I have a requirement to convert plain text to and from RTF (RichText Format) using javascript.

I am looking for a function for each conversion, and I am not looking to use a library.

Conversion from plain to RTF

The formatting styles and colours are not important, all that matters is that the plain text i converted into a valid RTF format

Conversion from RTF to plain

Again, the styles are not important. They can be completed removed. All that is required is that all text data remains (no loss of entered data)

musefan
  • 47,875
  • 21
  • 135
  • 185

2 Answers2

13

I found a c# answer here which was a good starting point, but I needed a Javascript solution.

There is no guarantee that these are 100% reliable, but they seem to work well with the data I have tested on.

function convertToRtf(plain) {
    plain = plain.replace(/\n/g, "\\par\n");
    return "{\\rtf1\\ansi\\ansicpg1252\\deff0\\deflang2057{\\fonttbl{\\f0\\fnil\\fcharset0 Microsoft Sans Serif;}}\n\\viewkind4\\uc1\\pard\\f0\\fs17 " + plain + "\\par\n}";
}

function convertToPlain(rtf) {
    rtf = rtf.replace(/\\par[d]?/g, "");
    return rtf.replace(/\{\*?\\[^{}]+}|[{}]|\\\n?[A-Za-z]+\n?(?:-?\d+)?[ ]?/g, "").trim();
}

Here is a working example of them both in action

Community
  • 1
  • 1
musefan
  • 47,875
  • 21
  • 135
  • 185
  • or [here](https://github.com/lazygyu/RTF-parser) you've got a javascript RTF parser by lazygyu – Kaiido Apr 28 '15 at 15:48
  • I would give you 100 upvotes for this if I could, thank you! – user3897392 Jul 21 '16 at 19:07
  • 2
    This won’t work well for Unicode input (non-English chars, typographic quotation marks, etc). – mirabilos Jun 14 '17 at 14:52
  • @mirabilos: Yeah I would have expected there would be problems with things like that. Unfortunately I don't know enough about RTF format to provide anything more robust – musefan Jun 14 '17 at 15:27
  • rtf.replace(/\\'[0-9a-zA-Z]{2}/g, "").trim(); will remove some of the unwanted unicode characters – Tjad Clark Jun 15 '17 at 17:30
  • 1
    @TjadClark those Unicode characters are **wanted** and **needed** to be correctly represented in the output – mirabilos Jun 16 '17 at 11:33
  • I suppose it depends from app to app, that was just a general expression for unicode hex.
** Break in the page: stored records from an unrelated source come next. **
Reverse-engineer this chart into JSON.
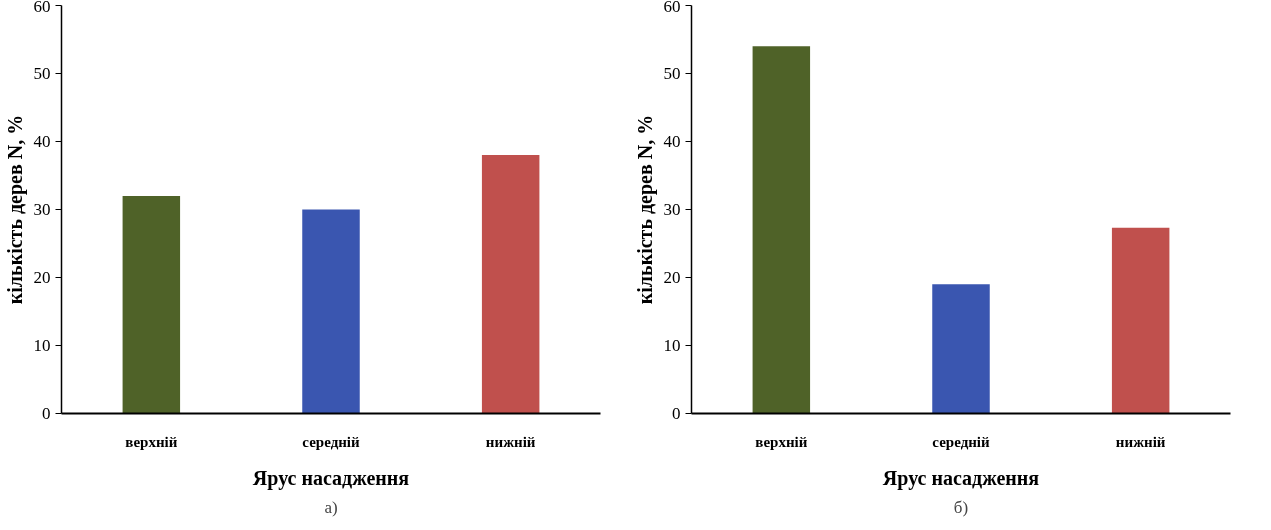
{
  "chart_data": [
    {
      "type": "bar",
      "categories": [
        "верхній",
        "середній",
        "нижній"
      ],
      "values": [
        32,
        30,
        38
      ],
      "colors": [
        "#4f6228",
        "#3a56b0",
        "#c0504d"
      ],
      "xlabel": "Ярус насадження",
      "ylabel": "кількість дерев N, %",
      "ylim": [
        0,
        60
      ],
      "yticks": [
        0,
        10,
        20,
        30,
        40,
        50,
        60
      ],
      "grid": false,
      "annotations": [
        "а)"
      ]
    },
    {
      "type": "bar",
      "categories": [
        "верхній",
        "середній",
        "нижній"
      ],
      "values": [
        54,
        19,
        27.3
      ],
      "colors": [
        "#4f6228",
        "#3a56b0",
        "#c0504d"
      ],
      "xlabel": "Ярус насадження",
      "ylabel": "кількість дерев N, %",
      "ylim": [
        0,
        60
      ],
      "yticks": [
        0,
        10,
        20,
        30,
        40,
        50,
        60
      ],
      "grid": false,
      "annotations": [
        "б)"
      ]
    }
  ]
}
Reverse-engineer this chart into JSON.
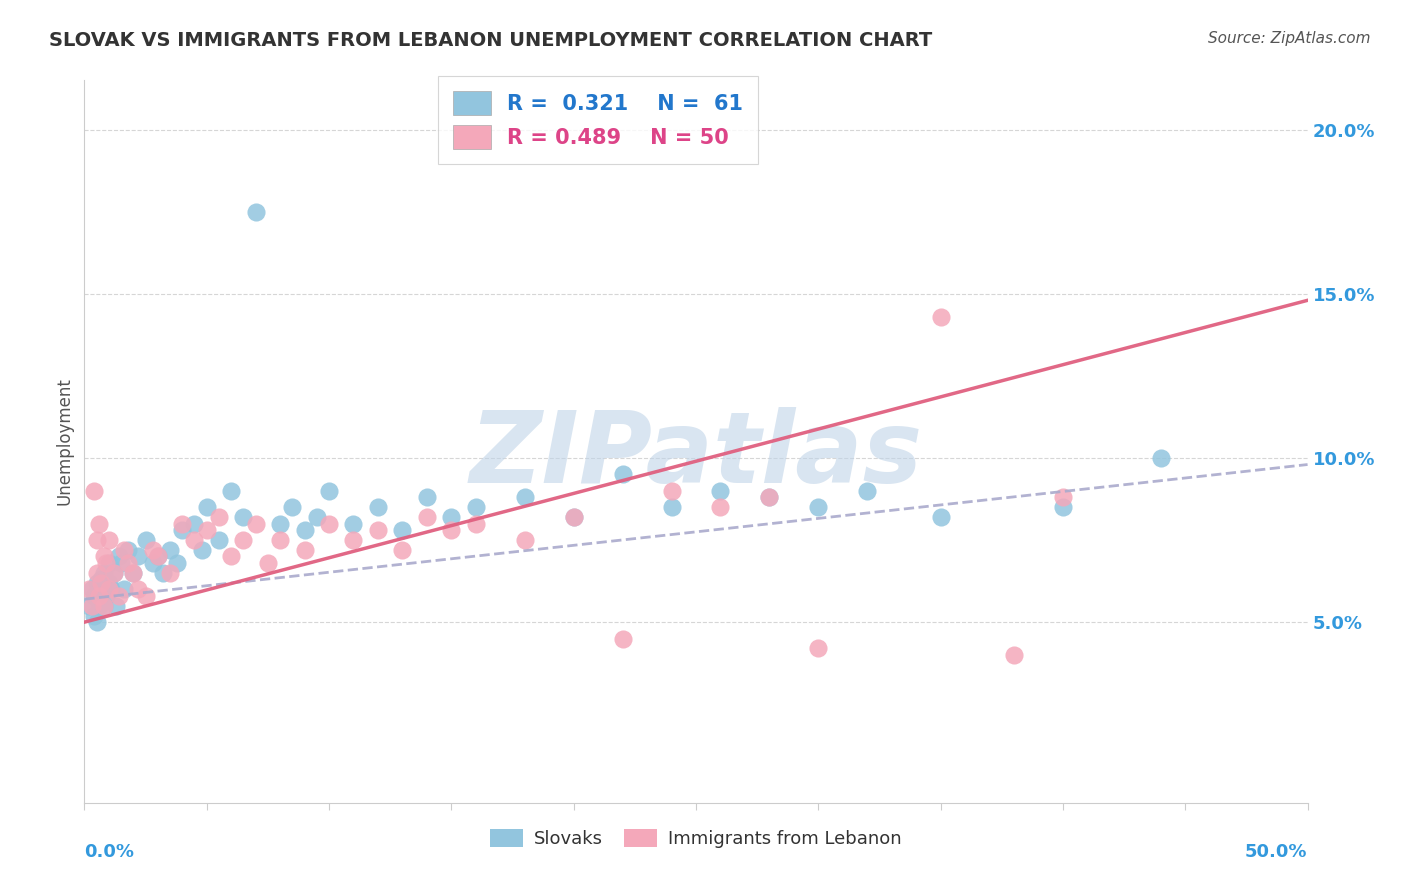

My application seems to permit me to ignoring that. Thanks for the heads up though. – Tjad Clark Jun 16 '17 at 19:52
0

Adding onto Musefan's answer for some hex characters

function convertToPlain(rtf) {
    rtf = rtf.replace(/\\par[d]?/g, "");
    rtf = rtf.replace(/\{\*?\\[^{}]+}|[{}]|\\\n?[A-Za-z]+\n?(?:-?\d+)?[ ]?/g, "")
    return rtf.replace(/\\'[0-9a-zA-Z]{2}/g, "").trim();
}
Tjad Clark
  • 552
  • 3
  • 17